In turn, academic institutions and governmental agencies are making significant efforts to build capacities, technology platforms, and to fund early drug discovery projects that can efficiently transform innovative biomedical research into drugs to be further developed by the pharmaceutical industry.
The objective of this session is to present examples and capacities that leverage public-private collaboration to advance Drug Discovery.
Session 3. Using patient omics for the discovery of personalized medicines.
Chair: Francesc Fernández (Almirall)
There have been many important advancements in omics data generation technologies in recent years. These developments have led to the generation of large amounts of data that enables an unprecedent level of molecular characterisation of biological mechanisms. In this context, the integration of different types of patient-derived omics data provides insights into better understanding disease mechanisms, potentially identifying new drug targets and finally enabling the development of new personalized medicines. In this conference track, we will explore recent progress in using and integrating different flavours of patient-derived omics data for personalized medicine, with special focus on the challenges and opportunities associated with this rapidly evolving field.
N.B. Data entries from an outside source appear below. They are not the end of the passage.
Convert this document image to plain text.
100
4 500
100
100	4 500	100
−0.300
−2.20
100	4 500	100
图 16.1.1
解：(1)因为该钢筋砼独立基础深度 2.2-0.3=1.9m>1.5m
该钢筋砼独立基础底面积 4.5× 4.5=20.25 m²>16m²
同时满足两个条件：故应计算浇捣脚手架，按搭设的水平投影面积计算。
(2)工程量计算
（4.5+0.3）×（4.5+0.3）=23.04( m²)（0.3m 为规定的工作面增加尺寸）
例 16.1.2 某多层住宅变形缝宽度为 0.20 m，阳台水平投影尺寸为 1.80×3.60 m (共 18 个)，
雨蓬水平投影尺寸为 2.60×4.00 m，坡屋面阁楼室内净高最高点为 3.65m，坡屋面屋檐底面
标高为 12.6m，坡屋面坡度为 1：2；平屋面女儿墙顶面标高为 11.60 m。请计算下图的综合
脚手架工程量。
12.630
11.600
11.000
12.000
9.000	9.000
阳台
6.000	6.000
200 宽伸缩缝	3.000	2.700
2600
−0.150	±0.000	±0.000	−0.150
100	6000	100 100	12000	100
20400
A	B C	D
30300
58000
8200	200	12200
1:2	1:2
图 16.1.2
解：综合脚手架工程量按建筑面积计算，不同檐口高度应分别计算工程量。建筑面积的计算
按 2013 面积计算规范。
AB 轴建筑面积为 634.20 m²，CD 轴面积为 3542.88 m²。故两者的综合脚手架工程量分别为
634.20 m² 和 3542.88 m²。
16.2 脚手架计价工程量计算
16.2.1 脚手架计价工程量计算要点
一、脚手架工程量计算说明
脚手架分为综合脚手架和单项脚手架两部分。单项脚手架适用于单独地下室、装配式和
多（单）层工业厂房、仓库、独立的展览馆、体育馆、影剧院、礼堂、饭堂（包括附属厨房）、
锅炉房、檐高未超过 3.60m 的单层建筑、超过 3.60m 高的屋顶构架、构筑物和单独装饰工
Session 4. Advanced Cell and Gene Therapies.
Chair: Marjorie Pion (Health Research Institute Gregorio Marañón)
Advanced cell and gene therapies (ACGTs) are medicinal products intended for human use that rely on genes, tissues, or cells. They provide revolutionary new opportunities for the treatment of diseases and injuries. ACGTs can be classified into three main types:
Gene therapy medicines designed to introduce recombinant genes into the body to achieve therapeutic, prophylactic, or diagnostic effects. In the field of genetic modifications, a broad range of techniques exists that may or may not directly modify the DNA, including but not limited to CRISPR/Cas9, ZF, AAV, and mRNA.
Somatic-cell therapy medicines contained cells or tissues that have been manipulated to alter their biological characteristics. They can be used to cure, diagnose, or prevent diseases.
Tissue-engineered medicines are composed of cells or tissues that have been modified to enable their use in the repair, regeneration, or replacement of human tissue.
In some cases, these therapies may include medical devices as an integral part of the medicine, which are referred to as combined ACGTs. For instance, cells embedded in a biodegradable matrix or extracellular vesicles.
Currently, the level of knowledge and technical advancement achieved make advanced therapies ideal for treating rare diseases or unmet medical needs. In this session we would like to introduce some recent advances in this field.